A Chilling Civil War-Inspired Reflection For Halloween
The annual October-long Halloween celebration of dark music comes to a close today with one of the most somberly beautiful songs ever featured here. Guitarist Chris Jentsch was inspired to write Meeting at Surratt‘s by the events surrounding the trial of Mary Surratt, the first woman in American history executed for a federal crime.

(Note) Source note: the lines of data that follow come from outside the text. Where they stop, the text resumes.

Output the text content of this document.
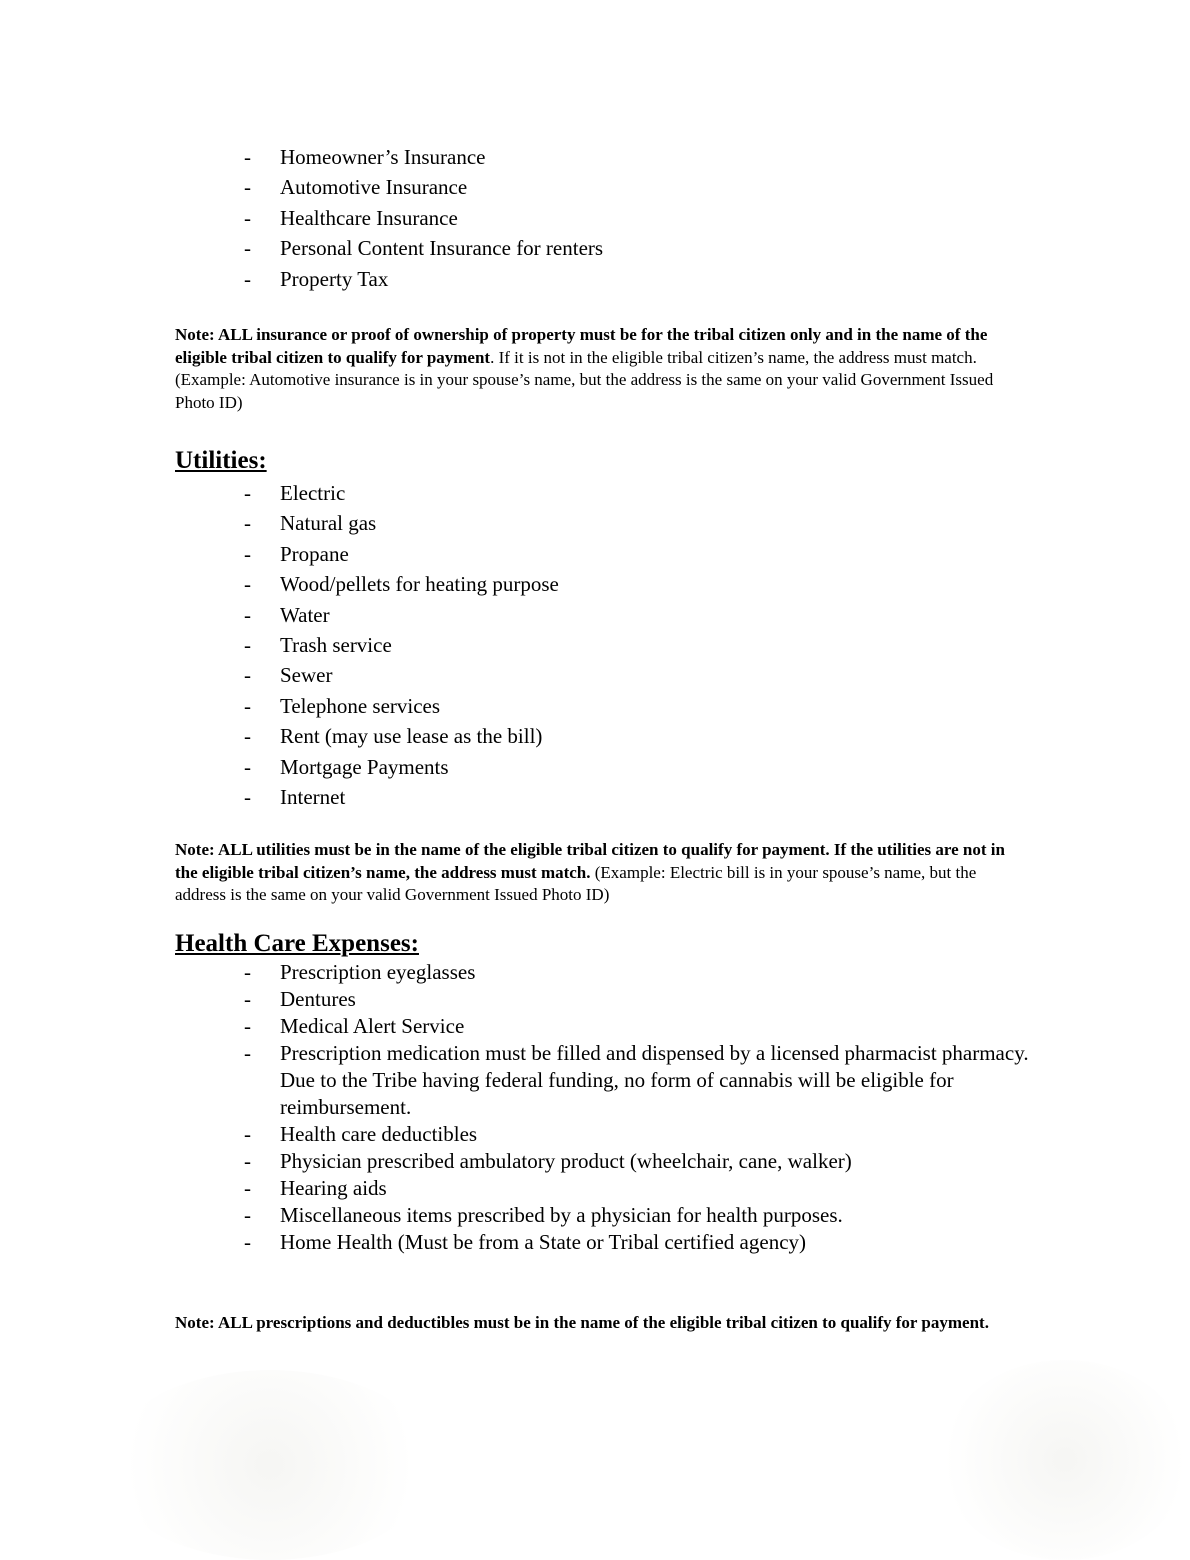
- Homeowner’s Insurance
- Automotive Insurance
- Healthcare Insurance
- Personal Content Insurance for renters
- Property Tax

Note: ALL insurance or proof of ownership of property must be for the tribal citizen only and in the name of the eligible tribal citizen to qualify for payment. If it is not in the eligible tribal citizen’s name, the address must match. (Example: Automotive insurance is in your spouse’s name, but the address is the same on your valid Government Issued Photo ID)

Utilities:
- Electric
- Natural gas
- Propane
- Wood/pellets for heating purpose
- Water
- Trash service
- Sewer
- Telephone services
- Rent (may use lease as the bill)
- Mortgage Payments
- Internet

Note: ALL utilities must be in the name of the eligible tribal citizen to qualify for payment. If the utilities are not in the eligible tribal citizen’s name, the address must match. (Example: Electric bill is in your spouse’s name, but the address is the same on your valid Government Issued Photo ID)

Health Care Expenses:
- Prescription eyeglasses
- Dentures
- Medical Alert Service
- Prescription medication must be filled and dispensed by a licensed pharmacist pharmacy. Due to the Tribe having federal funding, no form of cannabis will be eligible for reimbursement.
- Health care deductibles
- Physician prescribed ambulatory product (wheelchair, cane, walker)
- Hearing aids
- Miscellaneous items prescribed by a physician for health purposes.
- Home Health (Must be from a State or Tribal certified agency)

Note: ALL prescriptions and deductibles must be in the name of the eligible tribal citizen to qualify for payment.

She may have been innocent.
Surratt owned the Washington, DC boardinghouse where John Wilkes Booth and his conspirators hatched the plot to assassinate President Lincoln. She was convicted based on the testimony of others convicted in the conspiracy, who asserted that she’d assisted in providing and hiding their weapons. Evidence at the trial was conflicting; she proclaimed her innocence, and several of those arrested offered supporting testimony. One of her slaves testified as a character witness (although it’s hard to imagine a slave saying anything other than complimentary things under the circumstances).
So is this song an elegy for a woman murdered for being at the wrong place at the wrong time? Or an anthem for assassins who call themselves patriots? Either way, it’s a gorgeous, melancholy, Ashokan Farewell-style folk ballad. Jentsch’s background is jazz, but no style is off limits in his wide-ranging work. The nonet version on his 2019 Topics in American History album is more ominously robust and guitar-fueled, with lush multitracks. The quartet version from the 2018 album Fractured Pop, seems a little faster, with a warmly wistful, gorgeous Pharaoh Sanders-ish Matt Renzi sax solo.
And the way Jentsch ends the big band version, especially, will give you chills. See, Mary Surratt, age forty-three, mother of two children, didn’t so much fall from the gallows as she slid to the end of the rope.